柳氏的话成功勾起了许金蝉心里的的怀疑,当初她爹毅然拒了那门亲事,两家早已闹得老死不相往来,这邹家表姨早不来晚不来,偏偏此时突然登门,还话里话外透着要去探望她爹的意思,究竟打的什么算盘?
“三婶,您慢慢歇凉,我和银蝉要回去了。”
说完不等柳氏说什么,许金蝉几乎是半拽着妹妹,脚步匆匆地离开了
柳氏瞅着姐妹俩走远的身影,又扭头看了一眼公婆的屋子,幸灾乐祸道:“哦哟,这下又有热闹瞧了。”
许金蝉和许银蝉一路心绪不宁地赶回家,顾不上歇息,将在老宅撞见邹家表姨、连同柳氏那些含着机锋的话,一五一十地倒给了爹娘。
李氏闻言立即沉了脸,语气里带着毫不掩饰的厌烦与警惕:“她不好好在家里守寡,突然跑到咱们这儿来,是想作什么妖?”
许木生闷着头没吱声,眉头微蹙,像是琢磨什么。
许金蝉适时开口询问:“娘,邹家表姨会不会是再嫁了?”
她顿了顿,说出自己的见解:“寻常守寡的人,穿戴都是素净老气,可表姨今日不仅描眉抹粉,点了口脂,还穿了件绛紫色的衣裙,实在不像是守寡的做派。”

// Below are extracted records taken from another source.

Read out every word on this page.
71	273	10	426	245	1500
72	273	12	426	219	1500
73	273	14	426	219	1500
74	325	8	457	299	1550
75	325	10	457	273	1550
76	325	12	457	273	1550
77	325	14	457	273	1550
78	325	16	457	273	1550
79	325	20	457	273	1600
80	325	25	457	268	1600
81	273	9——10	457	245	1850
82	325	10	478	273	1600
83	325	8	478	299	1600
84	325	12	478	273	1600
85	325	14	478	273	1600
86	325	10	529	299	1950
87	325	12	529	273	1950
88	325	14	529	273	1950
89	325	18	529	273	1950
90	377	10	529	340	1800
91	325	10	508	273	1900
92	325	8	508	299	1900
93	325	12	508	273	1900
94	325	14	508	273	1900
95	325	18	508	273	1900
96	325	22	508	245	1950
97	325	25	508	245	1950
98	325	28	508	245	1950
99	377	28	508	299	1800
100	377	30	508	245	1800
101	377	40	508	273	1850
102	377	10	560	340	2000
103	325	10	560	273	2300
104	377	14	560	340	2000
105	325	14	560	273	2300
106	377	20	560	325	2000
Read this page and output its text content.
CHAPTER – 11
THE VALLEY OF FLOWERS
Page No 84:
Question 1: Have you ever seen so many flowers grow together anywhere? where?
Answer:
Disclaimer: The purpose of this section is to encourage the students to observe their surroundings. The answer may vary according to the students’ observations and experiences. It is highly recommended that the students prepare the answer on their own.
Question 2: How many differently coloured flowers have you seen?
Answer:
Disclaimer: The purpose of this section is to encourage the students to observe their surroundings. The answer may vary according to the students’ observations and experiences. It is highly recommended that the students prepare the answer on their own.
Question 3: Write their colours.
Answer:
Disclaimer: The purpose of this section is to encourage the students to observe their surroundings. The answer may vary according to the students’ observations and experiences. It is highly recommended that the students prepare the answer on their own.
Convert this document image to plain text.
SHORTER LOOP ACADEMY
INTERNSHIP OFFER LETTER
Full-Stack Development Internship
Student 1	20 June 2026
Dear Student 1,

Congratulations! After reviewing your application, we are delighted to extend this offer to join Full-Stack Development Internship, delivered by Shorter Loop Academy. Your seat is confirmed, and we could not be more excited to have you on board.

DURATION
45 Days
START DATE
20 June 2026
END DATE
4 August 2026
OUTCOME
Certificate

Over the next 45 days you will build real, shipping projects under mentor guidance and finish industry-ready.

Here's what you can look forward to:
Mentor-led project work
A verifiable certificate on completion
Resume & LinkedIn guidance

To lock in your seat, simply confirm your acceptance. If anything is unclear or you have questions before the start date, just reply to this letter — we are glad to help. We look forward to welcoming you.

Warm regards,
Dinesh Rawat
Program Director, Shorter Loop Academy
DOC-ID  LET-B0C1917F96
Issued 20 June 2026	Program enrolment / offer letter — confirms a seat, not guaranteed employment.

听了女儿的话后,李氏紧绷的脸色稍稍缓和了些,语气平静道:“她当初守寡时还年轻,再嫁倒也不是不可能。”
“她不是说要来家里探望么,等人来了,自然就知道她想干什么了。”
许木生终于开口,他抬起眼,目光定定地看向李氏,“她娘,过去的事就让它过去吧。我若真存了别的心思,当年也不会一口回绝那门亲事。”
“怎么,你是不是后悔娶我了?”
谁知李氏非但没被劝住,火气反而“噌”
地一下又冒了上来,声调也拔高了几分。
许金蝉见势不妙,赶紧拉着妹妹退出了屋子。
“姐,咱们不劝劝吗?”
许银蝉被拽到院里,还有些不放心地回头张望。
许金蝉瞥了她一眼,语气笃定:“放心吧,吵不起来的。你信不信,最多不过一刻钟,娘准会被爹哄得没脾气。”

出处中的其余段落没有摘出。